The leading risk factors for LRI DALYs in 2015 included childhood undernutrition (44.6% of DALYs), as well as household (35.8% of DALYs) and ambient air pollution (27.5% of DALYs). However, global improvements in childhood undernutrition and air pollution exposure resulted in an 8.9% and 4.3% decrease in the overall prevalence of LRI DALYs, which declined 23.8% from 2005 to 2015. The researchers also attributed the reduction in LRI DALYs to Hib vaccine use.


“At the global level, the [population attributable fraction (PAF)] of Hib on LRI deaths decreased 37.8% between 2005 and 2015, reflecting the expanded use and introduction of the vaccine during this time, particularly in countries that received support from Gavi,” they wrote. “Despite the growing use of [the pneumococcal conjugate vaccine (PCV)], pneumococcal pneumonia mortality has not decreased significantly at the global level.”

Troeger and colleagues concluded that additional efforts to improve case management, expand PCV use and reduce childhood undernutrition and air pollution exposure are needed to further accelerate reductions in LRI disease burden.

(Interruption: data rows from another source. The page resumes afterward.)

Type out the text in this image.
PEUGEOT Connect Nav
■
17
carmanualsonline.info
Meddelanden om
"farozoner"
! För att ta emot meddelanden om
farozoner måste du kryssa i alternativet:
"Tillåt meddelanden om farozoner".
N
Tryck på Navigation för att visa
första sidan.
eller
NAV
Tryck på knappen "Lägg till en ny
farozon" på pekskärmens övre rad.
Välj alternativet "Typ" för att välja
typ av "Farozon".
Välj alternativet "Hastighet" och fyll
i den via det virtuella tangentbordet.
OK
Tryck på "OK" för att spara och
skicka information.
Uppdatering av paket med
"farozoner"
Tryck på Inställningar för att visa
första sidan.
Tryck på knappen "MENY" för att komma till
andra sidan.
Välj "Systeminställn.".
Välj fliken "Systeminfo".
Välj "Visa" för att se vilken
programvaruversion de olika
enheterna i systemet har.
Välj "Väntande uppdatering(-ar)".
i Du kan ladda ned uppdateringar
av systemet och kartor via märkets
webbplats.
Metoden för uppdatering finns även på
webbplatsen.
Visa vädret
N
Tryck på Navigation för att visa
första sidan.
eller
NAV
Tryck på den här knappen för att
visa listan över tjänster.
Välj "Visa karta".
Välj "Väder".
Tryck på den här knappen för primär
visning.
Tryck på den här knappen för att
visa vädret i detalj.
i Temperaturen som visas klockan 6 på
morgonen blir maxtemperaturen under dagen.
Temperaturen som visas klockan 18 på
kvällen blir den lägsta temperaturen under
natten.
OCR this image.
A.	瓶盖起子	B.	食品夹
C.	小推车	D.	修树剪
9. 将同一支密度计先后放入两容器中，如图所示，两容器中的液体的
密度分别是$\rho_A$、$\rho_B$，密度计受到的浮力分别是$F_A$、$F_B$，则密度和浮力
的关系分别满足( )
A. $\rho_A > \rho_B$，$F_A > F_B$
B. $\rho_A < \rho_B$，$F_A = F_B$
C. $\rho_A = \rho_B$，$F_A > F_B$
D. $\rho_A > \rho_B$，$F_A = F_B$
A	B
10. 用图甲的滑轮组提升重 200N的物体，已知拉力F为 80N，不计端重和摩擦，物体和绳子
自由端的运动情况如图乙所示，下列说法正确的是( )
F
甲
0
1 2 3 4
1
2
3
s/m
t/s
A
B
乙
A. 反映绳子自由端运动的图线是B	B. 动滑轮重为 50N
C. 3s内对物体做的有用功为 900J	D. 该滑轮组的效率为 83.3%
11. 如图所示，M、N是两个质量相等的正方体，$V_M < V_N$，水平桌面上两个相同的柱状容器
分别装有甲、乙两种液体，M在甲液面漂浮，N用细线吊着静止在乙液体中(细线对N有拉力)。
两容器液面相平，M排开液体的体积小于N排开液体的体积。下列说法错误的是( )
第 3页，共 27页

In a related editorial, Cynthia G. Whitney, MD, of CDC’s Division of Bacterial Diseases and National Center of Immunization and Respiratory Diseases, noted that inadequate data on LRIs, particularly pneumonia, limits the ability for researchers to estimate the burden of these infections in every country.

“The numbers generated by the models presented by the GBD 2015 LRI Collaborators might have limitations, yet they paint a vivid picture of the progress still to be made in the prevention of pneumonia deaths,” she wrote. “These numbers also highlight the places where most deaths are occurring and, therefore, where interventions are most needed. Effective interventions for reducing pneumonia deaths are available, and a vaccine to prevent RSV infection could be available in the near future. With continued resources and attention, modeled estimates on pneumonia deaths, as well as actual numbers, can continue to decrease.” – by Stephanie Viguers

Disclosure: One study author reports receiving grants from the Bill & Melinda Gates Foundation. Whitney reports no relevant financial disclosures.